"Ah, General Lewis I have been meaning to speak with you." Colonel Buford found the general sitting in his tent, pouring over the ransom note he had received some days ago from the infamous Colonel Tarelton. He was still quite indecisive as of what to do about it, although felt pressured to answer it as soon as possible and in a manner that would not result in the harm of his dear daughter.
"Yes, Colonel Buford?" General Lewis looked up from his desk to see the bold colonel who carried with him in his very presence all of the noble principles and characteristics of a man more than willing to die for his family and his country.
"I just wanted to let you know that my men and I are to be heading out on a march this afternoon where we intend to venture just about as far as your property. I have intentions of scouting out the area and seeing if there will be any way of possibly getting your daughter back without you having to comply with a single term of that horrible ransom note. Before you say anything, there's no need for you or any of your men to accompany us as I believe they need time to rest and rally their spirits here more than they need to spend a whole afternoon marching along aimlessly."

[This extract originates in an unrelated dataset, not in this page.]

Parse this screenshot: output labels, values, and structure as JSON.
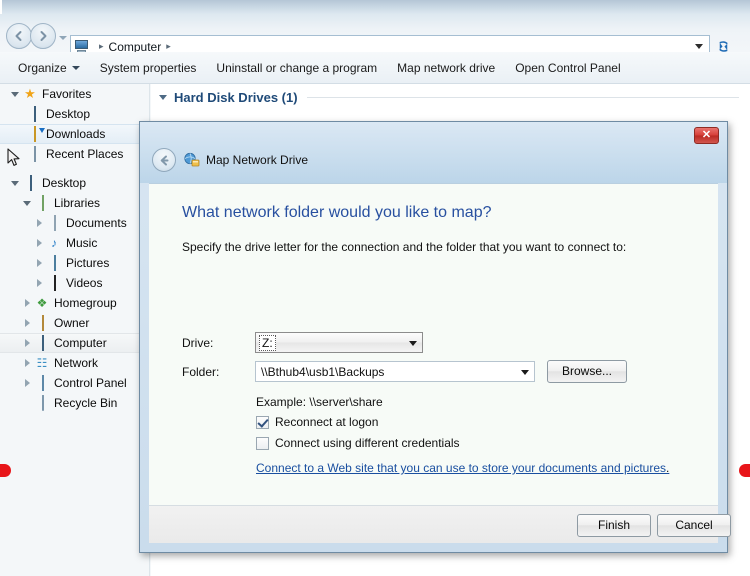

"I too think that would be best. Though, if you happen upon a skirmish and are in need of reinforcements I should be happy to oblige all of my troops if you should so need their assistance."
"You are much too kind, General, but I do not think that we shall be in need of your men today." Buford spoke optimistically as he was quite confident of the outcome of that day's events.
"Nor do I." Assured the general, half paying attention to his answer, as he promptly brought his thoughts back to the ransom note which filled his heart with utter sorrow just looking at it.
"Good day, General." Buford tipped his hat as General Lewis was able to rouse himself from the dreadful note long enough to bid his comrade the same.
"Good day, Colonel Buford."
Not very long after the departure of Colonel Buford and his men, Benedict Whitefield strode into the general's tent puzzled at the colonel's departure as much as any person left uniformed in he mists of a bustling camp might.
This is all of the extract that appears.